Sunny Rest Beer Festival
Located on 190 pristine acres in the Pocono Mountains in eastern Pennsylvania, the clothing optional Sunny Rest Resort is throwing a party on Saturday, June 28 for the somewhat niche “naturist hop head” demographic. Its flier promises “the finest local and imported” beer and warns that nudity is required. We repeat: You have to drink beer naked at this party.
Those who like a little pagan symbology and post-apocalyptic playacting with their nude drinking need only head to the Black Rock Desert of Nevada, site of the annual weeklong Burning Man festival (this year August 25 to September 1). Its “radical inclusion” policy—tagline: “From Jesus to Jedis to Juggalos”—includes nudity and alcohol, and the timeless combination of the two. Pro tip: Bring aluminum cans rather than bottles. The former can be recycled in camp, while the latter must be hauled out.
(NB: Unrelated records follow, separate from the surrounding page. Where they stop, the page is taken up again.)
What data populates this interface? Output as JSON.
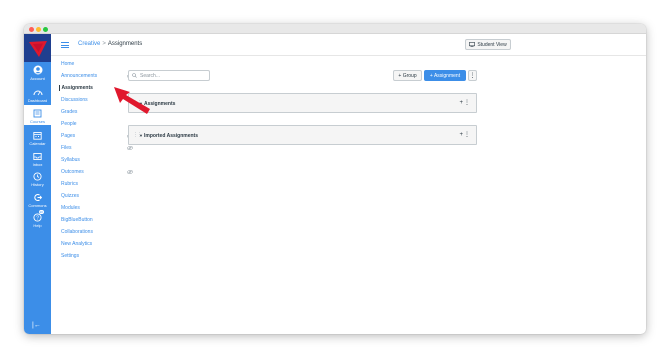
{
  "global_nav": {
    "items": [
      {
        "label": "Account",
        "icon": "account-icon"
      },
      {
        "label": "Dashboard",
        "icon": "dashboard-icon"
      },
      {
        "label": "Courses",
        "icon": "courses-icon"
      },
      {
        "label": "Calendar",
        "icon": "calendar-icon"
      },
      {
        "label": "Inbox",
        "icon": "inbox-icon"
      },
      {
        "label": "History",
        "icon": "history-icon"
      },
      {
        "label": "Commons",
        "icon": "commons-icon"
      },
      {
        "label": "Help",
        "icon": "help-icon",
        "badge": "10"
      }
    ],
    "collapse": "|←",
    "colors": {
      "nav_bg": "#3c8ee8",
      "logo_bg": "#1f3f8f",
      "logo_red": "#e0182d"
    }
  },
  "header": {
    "breadcrumb": {
      "course": "Creative",
      "separator": ">",
      "page": "Assignments"
    },
    "student_view": "Student View"
  },
  "course_nav": {
    "items": [
      {
        "label": "Home"
      },
      {
        "label": "Announcements",
        "hidden": true
      },
      {
        "label": "Assignments",
        "active": true
      },
      {
        "label": "Discussions"
      },
      {
        "label": "Grades"
      },
      {
        "label": "People"
      },
      {
        "label": "Pages",
        "hidden": true
      },
      {
        "label": "Files",
        "hidden": true
      },
      {
        "label": "Syllabus"
      },
      {
        "label": "Outcomes",
        "hidden": true
      },
      {
        "label": "Rubrics"
      },
      {
        "label": "Quizzes"
      },
      {
        "label": "Modules"
      },
      {
        "label": "BigBlueButton"
      },
      {
        "label": "Collaborations"
      },
      {
        "label": "New Analytics"
      },
      {
        "label": "Settings"
      }
    ]
  },
  "toolbar": {
    "search_placeholder": "Search...",
    "group_button": "+ Group",
    "assignment_button": "+ Assignment",
    "more": "⋮"
  },
  "assignment_groups": [
    {
      "title": "Assignments"
    },
    {
      "title": "Imported Assignments"
    }
  ],
  "annotation": {
    "color": "#e0182d"
  }
}
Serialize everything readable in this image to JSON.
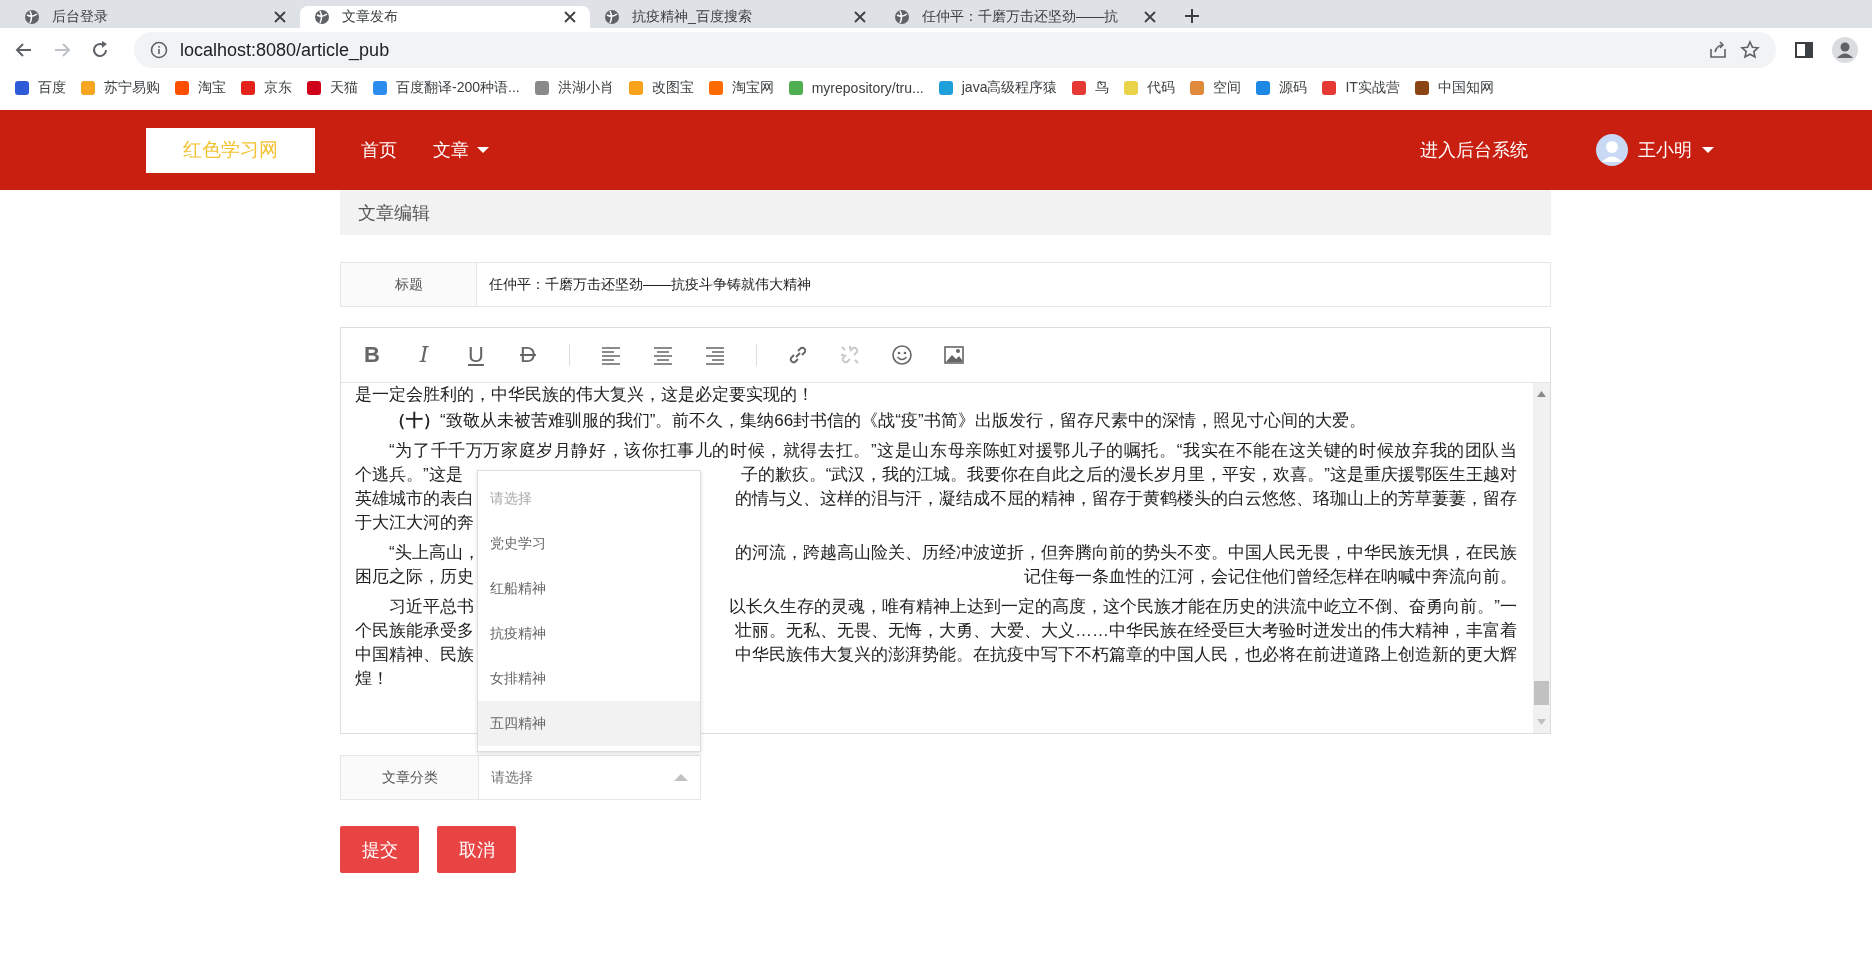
{
  "browser": {
    "tabs": [
      {
        "title": "后台登录",
        "selected": false
      },
      {
        "title": "文章发布",
        "selected": true
      },
      {
        "title": "抗疫精神_百度搜索",
        "selected": false
      },
      {
        "title": "任仲平：千磨万击还坚劲——抗",
        "selected": false
      }
    ],
    "address": "localhost:8080/article_pub",
    "bookmarks": [
      {
        "label": "百度",
        "color": "#2f5bd8"
      },
      {
        "label": "苏宁易购",
        "color": "#f5a623"
      },
      {
        "label": "淘宝",
        "color": "#ff5000"
      },
      {
        "label": "京东",
        "color": "#e1251b"
      },
      {
        "label": "天猫",
        "color": "#d0021b"
      },
      {
        "label": "百度翻译-200种语...",
        "color": "#2d8cf0"
      },
      {
        "label": "洪湖小肖",
        "color": "#8a8a8a"
      },
      {
        "label": "改图宝",
        "color": "#f7a21b"
      },
      {
        "label": "淘宝网",
        "color": "#ff6a00"
      },
      {
        "label": "myrepository/tru...",
        "color": "#4caf50"
      },
      {
        "label": "java高级程序猿",
        "color": "#20a0da"
      },
      {
        "label": "鸟",
        "color": "#e53935"
      },
      {
        "label": "代码",
        "color": "#e8d34a"
      },
      {
        "label": "空间",
        "color": "#e08a3c"
      },
      {
        "label": "源码",
        "color": "#1e88e5"
      },
      {
        "label": "IT实战营",
        "color": "#e53935"
      },
      {
        "label": "中国知网",
        "color": "#8b4513"
      }
    ]
  },
  "navbar": {
    "logo": "红色学习网",
    "items": [
      {
        "label": "首页",
        "dropdown": false
      },
      {
        "label": "文章",
        "dropdown": true
      }
    ],
    "admin_link": "进入后台系统",
    "user": "王小明"
  },
  "panel": {
    "heading": "文章编辑"
  },
  "title_field": {
    "label": "标题",
    "value": "任仲平：千磨万击还坚劲——抗疫斗争铸就伟大精神"
  },
  "editor": {
    "toolbar": [
      {
        "kind": "bold",
        "label": "B"
      },
      {
        "kind": "italic",
        "label": "I"
      },
      {
        "kind": "underline",
        "label": "U"
      },
      {
        "kind": "strike",
        "label": "D"
      },
      {
        "kind": "separator"
      },
      {
        "kind": "align-left"
      },
      {
        "kind": "align-center"
      },
      {
        "kind": "align-right"
      },
      {
        "kind": "separator"
      },
      {
        "kind": "link",
        "disabled": false
      },
      {
        "kind": "unlink",
        "disabled": true
      },
      {
        "kind": "emoji"
      },
      {
        "kind": "image"
      }
    ],
    "lines": [
      {
        "kind": "cut",
        "parts": [
          "是一定会胜利的，中华民族的伟大复兴，这是必定要实现的！"
        ]
      },
      {
        "kind": "single",
        "parts": [
          "**（十）**“致敬从未被苦难驯服的我们”。前不久，集纳66封书信的《战“疫”书简》出版发行，留存尺素中的深情，照见寸心间的大爱。"
        ]
      },
      {
        "kind": "start",
        "parts": [
          "“为了千千万万家庭岁月静好，该你扛事儿的时候，就得去扛。”这是山东母亲陈虹对援鄂儿子的嘱托。“我实在不能在这关键的时候放弃我的团队当"
        ]
      },
      {
        "kind": "split",
        "parts": [
          "个逃兵。”这是",
          "子的歉疚。“武汉，我的江城。我要你在自此之后的漫长岁月里，平安，欢喜。”这是重庆援鄂医生王越对"
        ]
      },
      {
        "kind": "split",
        "parts": [
          "英雄城市的表白",
          "的情与义、这样的泪与汗，凝结成不屈的精神，留存于黄鹤楼头的白云悠悠、珞珈山上的芳草萋萋，留存"
        ]
      },
      {
        "kind": "split",
        "parts": [
          "于大江大河的奔"
        ]
      },
      {
        "kind": "start-split",
        "parts": [
          "“头上高山，",
          "的河流，跨越高山险关、历经冲波逆折，但奔腾向前的势头不变。中国人民无畏，中华民族无惧，在民族"
        ]
      },
      {
        "kind": "split",
        "parts": [
          "困厄之际，历史",
          "记住每一条血性的江河，会记住他们曾经怎样在呐喊中奔流向前。"
        ]
      },
      {
        "kind": "start-split",
        "parts": [
          "习近平总书",
          "以长久生存的灵魂，唯有精神上达到一定的高度，这个民族才能在历史的洪流中屹立不倒、奋勇向前。”一"
        ]
      },
      {
        "kind": "split",
        "parts": [
          "个民族能承受多",
          "壮丽。无私、无畏、无悔，大勇、大爱、大义……中华民族在经受巨大考验时迸发出的伟大精神，丰富着"
        ]
      },
      {
        "kind": "split",
        "parts": [
          "中国精神、民族",
          "中华民族伟大复兴的澎湃势能。在抗疫中写下不朽篇章的中国人民，也必将在前进道路上创造新的更大辉"
        ]
      },
      {
        "kind": "end",
        "parts": [
          "煌！"
        ]
      }
    ]
  },
  "category": {
    "label": "文章分类",
    "placeholder": "请选择",
    "expanded": true,
    "options": [
      {
        "label": "请选择",
        "kind": "placeholder",
        "hovered": false
      },
      {
        "label": "党史学习",
        "kind": "option",
        "hovered": false
      },
      {
        "label": "红船精神",
        "kind": "option",
        "hovered": false
      },
      {
        "label": "抗疫精神",
        "kind": "option",
        "hovered": false
      },
      {
        "label": "女排精神",
        "kind": "option",
        "hovered": false
      },
      {
        "label": "五四精神",
        "kind": "option",
        "hovered": true
      }
    ]
  },
  "buttons": [
    {
      "label": "提交"
    },
    {
      "label": "取消"
    }
  ]
}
Despite public nudity being illegal in Nevada, law enforcement has historically turned a blind eye to the many clothing optional beaches that line Lake Tahoe’s beautiful eastern shore. Those include Secret Cove, Secret Harbor Creek Beach, and Whale Beach. Whale Beach is the most secluded and, with its huge boulders jutting out of Tahoe’s azure-colored water, arguably the most beautiful. It’s the perfect spot to strip down and crack a cold one—though aluminum only please.
Remote Wilderness Areas
If you’re weary of going full Monty in front of complete strangers, consider doing it on your next backpacking odyssey. Nudity laws vary from state to state, but the unofficial official response from law enforcement is that it’s fine as long as you’re well away from others and not causing any trouble. The same goes for alcohol consumption, which is generally prohibited from day-use areas but accepted in remote parkland. In other words: The farther into the wild you go, the less clothed (and sober) you need to be. Just don’t forget to bring a camp growler to keep that precious chilled (I like Hydro Flask’s vacuum-insulated 64-ounce model).